Cazdyn’s basic thesis is that the major trends of Japanese film correspond with the major developments of capitalism in Japan, which is only natural, considering that both movies and modern capitalism came to Japan at roughly the same time. The first five of the six chapters explore these intersections by examining certain key questions of film studies. For example, the second chapter is concerned with film historiography and how the discourses surrounding the Japanese state have shaped the way that critics and scholars have talked and written about film. The fourth chapter discusses how economic development, especially as it has engendered interest in socialism, has affected the agency of the actor. It also touches on the politically utopian and dystopian implications of the professionalism or amateur status of the actor. And the fifth chapter, which focuses on pornography, completely changed the way I think about the meaning of visual representation in film. The sixth chapter takes the various concepts presented in these five chapters and uses them to give new, interesting, and politically significant readings to the canonical films of canonical directors, like Kurosawa Akira’s Rashōmon, Ozu Yasujirō’s Late Spring, and Oshii Mamoru’s Ghost in the Shell.

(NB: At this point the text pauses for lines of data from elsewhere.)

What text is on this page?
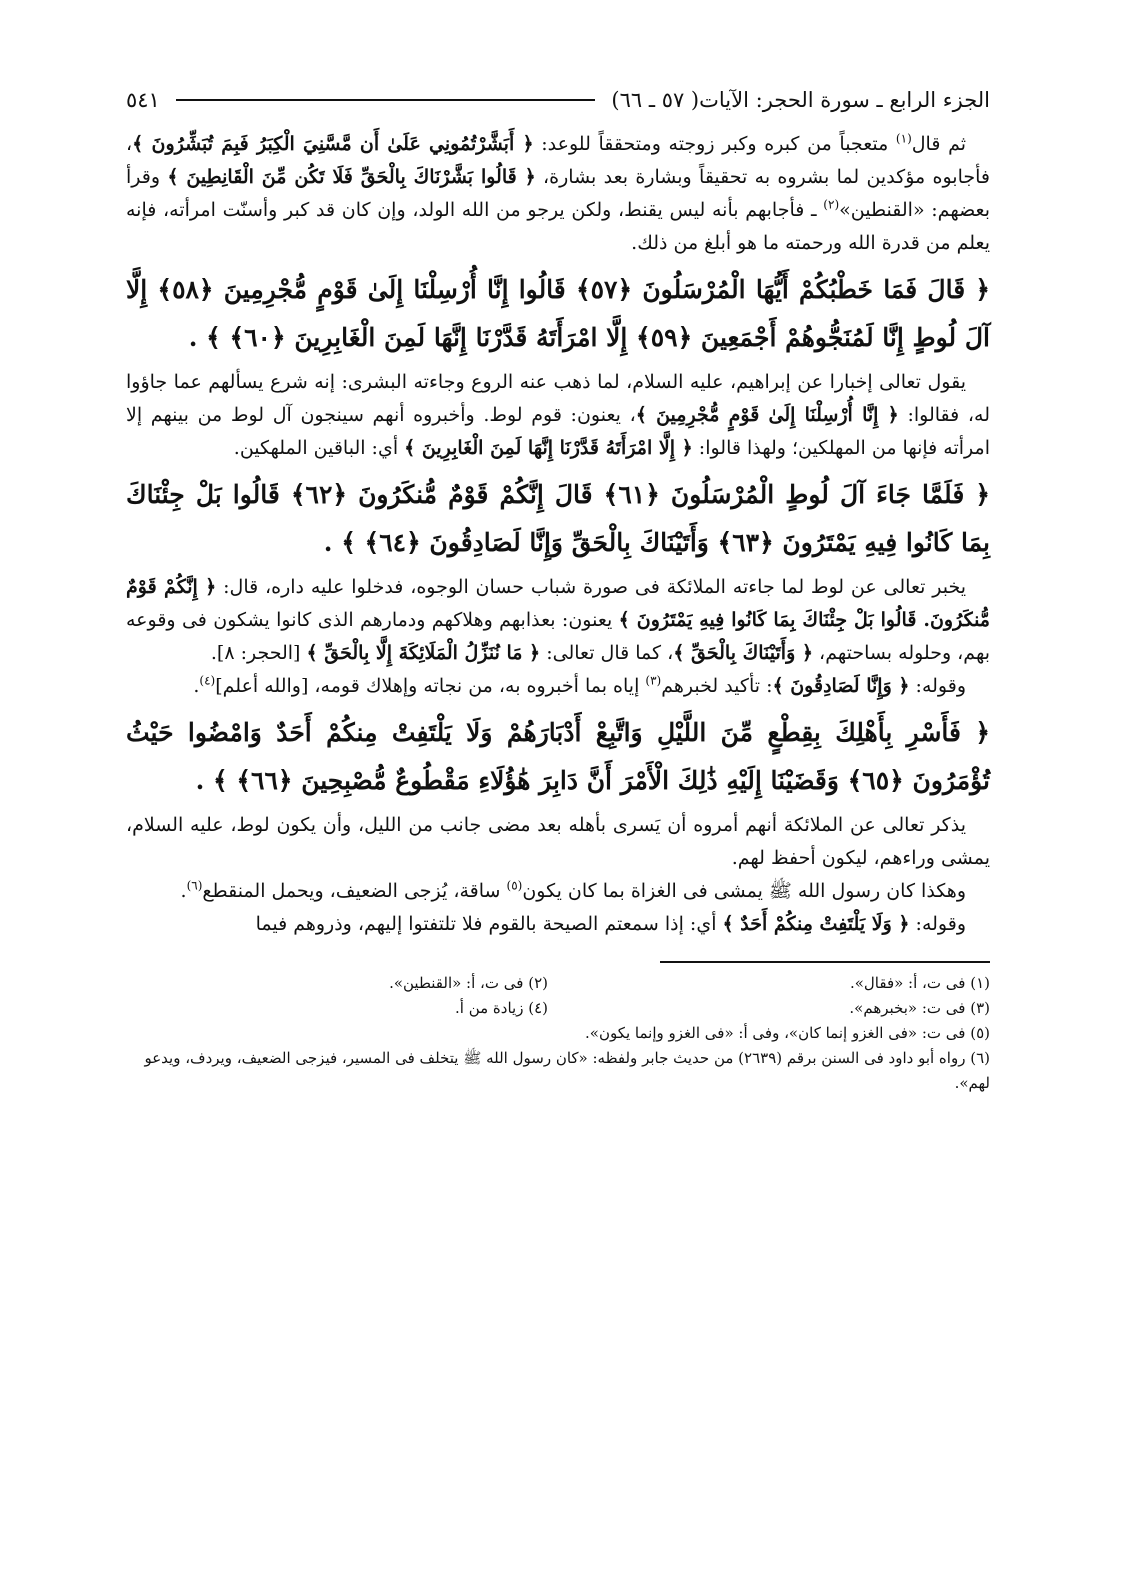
الجزء الرابع ـ سورة الحجر: الآيات( ٥٧ ـ ٦٦)
٥٤١

ثم قال$^{(١)}$ متعجباً من كبره وكبر زوجته ومتحققاً للوعد: ﴿ أَبَشَّرْتُمُونِي عَلَىٰ أَن مَّسَّنِيَ الْكِبَرُ فَبِمَ تُبَشِّرُونَ ﴾، فأجابوه مؤكدين لما بشروه به تحقيقاً وبشارة بعد بشارة، ﴿ قَالُوا بَشَّرْنَاكَ بِالْحَقِّ فَلَا تَكُن مِّنَ الْقَانِطِينَ ﴾ وقرأ بعضهم: «القنطين»$^{(٢)}$ ـ فأجابهم بأنه ليس يقنط، ولكن يرجو من الله الولد، وإن كان قد كبر وأسنّت امرأته، فإنه يعلم من قدرة الله ورحمته ما هو أبلغ من ذلك.

﴿ قَالَ فَمَا خَطْبُكُمْ أَيُّهَا الْمُرْسَلُونَ ﴿٥٧﴾ قَالُوا إِنَّا أُرْسِلْنَا إِلَىٰ قَوْمٍ مُّجْرِمِينَ ﴿٥٨﴾ إِلَّا آلَ لُوطٍ إِنَّا لَمُنَجُّوهُمْ أَجْمَعِينَ ﴿٥٩﴾ إِلَّا امْرَأَتَهُ قَدَّرْنَا إِنَّهَا لَمِنَ الْغَابِرِينَ ﴿٦٠﴾ ﴾ .

يقول تعالى إخبارا عن إبراهيم، عليه السلام، لما ذهب عنه الروع وجاءته البشرى: إنه شرع يسألهم عما جاؤوا له، فقالوا: ﴿ إِنَّا أُرْسِلْنَا إِلَىٰ قَوْمٍ مُّجْرِمِينَ ﴾، يعنون: قوم لوط. وأخبروه أنهم سينجون آل لوط من بينهم إلا امرأته فإنها من المهلكين؛ ولهذا قالوا: ﴿ إِلَّا امْرَأَتَهُ قَدَّرْنَا إِنَّهَا لَمِنَ الْغَابِرِينَ ﴾ أي: الباقين الملهكين.

﴿ فَلَمَّا جَاءَ آلَ لُوطٍ الْمُرْسَلُونَ ﴿٦١﴾ قَالَ إِنَّكُمْ قَوْمٌ مُّنكَرُونَ ﴿٦٢﴾ قَالُوا بَلْ جِئْنَاكَ بِمَا كَانُوا فِيهِ يَمْتَرُونَ ﴿٦٣﴾ وَأَتَيْنَاكَ بِالْحَقِّ وَإِنَّا لَصَادِقُونَ ﴿٦٤﴾ ﴾ .

يخبر تعالى عن لوط لما جاءته الملائكة فى صورة شباب حسان الوجوه، فدخلوا عليه داره، قال: ﴿ إِنَّكُمْ قَوْمٌ مُّنكَرُونَ. قَالُوا بَلْ جِئْنَاكَ بِمَا كَانُوا فِيهِ يَمْتَرُونَ ﴾ يعنون: بعذابهم وهلاكهم ودمارهم الذى كانوا يشكون فى وقوعه بهم، وحلوله بساحتهم، ﴿ وَأَتَيْنَاكَ بِالْحَقِّ ﴾، كما قال تعالى: ﴿ مَا نُنَزِّلُ الْمَلَائِكَةَ إِلَّا بِالْحَقِّ ﴾ [الحجر: ٨].

وقوله: ﴿ وَإِنَّا لَصَادِقُونَ ﴾: تأكيد لخبرهم$^{(٣)}$ إياه بما أخبروه به، من نجاته وإهلاك قومه، [والله أعلم]$^{(٤)}$.

﴿ فَأَسْرِ بِأَهْلِكَ بِقِطْعٍ مِّنَ اللَّيْلِ وَاتَّبِعْ أَدْبَارَهُمْ وَلَا يَلْتَفِتْ مِنكُمْ أَحَدٌ وَامْضُوا حَيْثُ تُؤْمَرُونَ ﴿٦٥﴾ وَقَضَيْنَا إِلَيْهِ ذَٰلِكَ الْأَمْرَ أَنَّ دَابِرَ هَٰؤُلَاءِ مَقْطُوعٌ مُّصْبِحِينَ ﴿٦٦﴾ ﴾ .

يذكر تعالى عن الملائكة أنهم أمروه أن يَسرى بأهله بعد مضى جانب من الليل، وأن يكون لوط، عليه السلام، يمشى وراءهم، ليكون أحفظ لهم.

وهكذا كان رسول الله ﷺ يمشى فى الغزاة بما كان يكون$^{(٥)}$ ساقة، يُزجى الضعيف، ويحمل المنقطع$^{(٦)}$.

وقوله: ﴿ وَلَا يَلْتَفِتْ مِنكُمْ أَحَدٌ ﴾ أي: إذا سمعتم الصيحة بالقوم فلا تلتفتوا إليهم، وذروهم فيما

(١) فى ت، أ: «فقال».
(٢) فى ت، أ: «القنطين».
(٣) فى ت: «بخبرهم».
(٤) زيادة من أ.
(٥) فى ت: «فى الغزو إنما كان»، وفى أ: «فى الغزو وإنما يكون».
(٦) رواه أبو داود فى السنن برقم (٢٦٣٩) من حديث جابر ولفظه: «كان رسول الله ﷺ يتخلف فى المسير، فيزجى الضعيف، ويردف، ويدعو لهم».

My favorite part of the book, however, was not the theoretical acrobatics or the micro-analysis of non-mainstream films and directors, but rather the information regarding the cultural context surrounding each topic. For example, the first chapter, which concerns the relationship between actors, spectators, and the medium of film, begins with a discussion of kabuki, which is linked to a discussion of the wanted posters for the members of the Aum Shinri-kyō cult (responsible for the 1995 Tokyo subway sarin gas attacks). And the discussion of the pornography industry in Japan in the fifth chapter is beyond fascinating.

Unfortunately, the valuable ideas and information presented by Cazdyn occasionally become mired in the language of post-structuralist theory. Some of his sentences derailed me for days at a time. I will give an example:

The problem, instead, lies in the way Iwasaki works through the problematics, which ultimately betrays (the dialectical implications of) his work’s title and resembles a teleological history more than a relational one, with the telos being the birth of the proletarian film or even a later moment of actually existing socialism.

Excuse me, what? I’m feeling a little stupid and uneducated here. Also, as you might be able to tell from the above passage, Cazdyn is a bit of a Marxist. Although he vehemently denies such an affiliation, his ideology comes on fairly strong at points, such as at the close of the fourth chapter:

What Ogawa’s Sundial Carved by a Thousand Years of Notches (and the Yamagata Documentary Film Festival that it inspired) suggests is that new transnational networks must be built, no matter how unprofessional and utopian, in order to wrest at least some of the power away from the core of brokers whose monopoly on world power grows increasingly consolidated by the day.

To be honest, though, I find Cazdyn’s occasional ideological outbreaks inspiring. Even if they are sometimes uncomfortably Marxist, they make me think that Cazdyn is one of the good guys, and that simply by watching movies and thinking and writing we can make a difference and triumph over the evils of the world. Even if you’re not entirely convinced that this is true, it’s still fun to read The Flash of Capital solely for the thrill of encountering new ideas and tackling big intellectual concepts. And did I mention the awesome chapter on porn? In any case, this book isn’t for the casual reader, but if you think you’re interested, you definitely want to read this book. Go for it.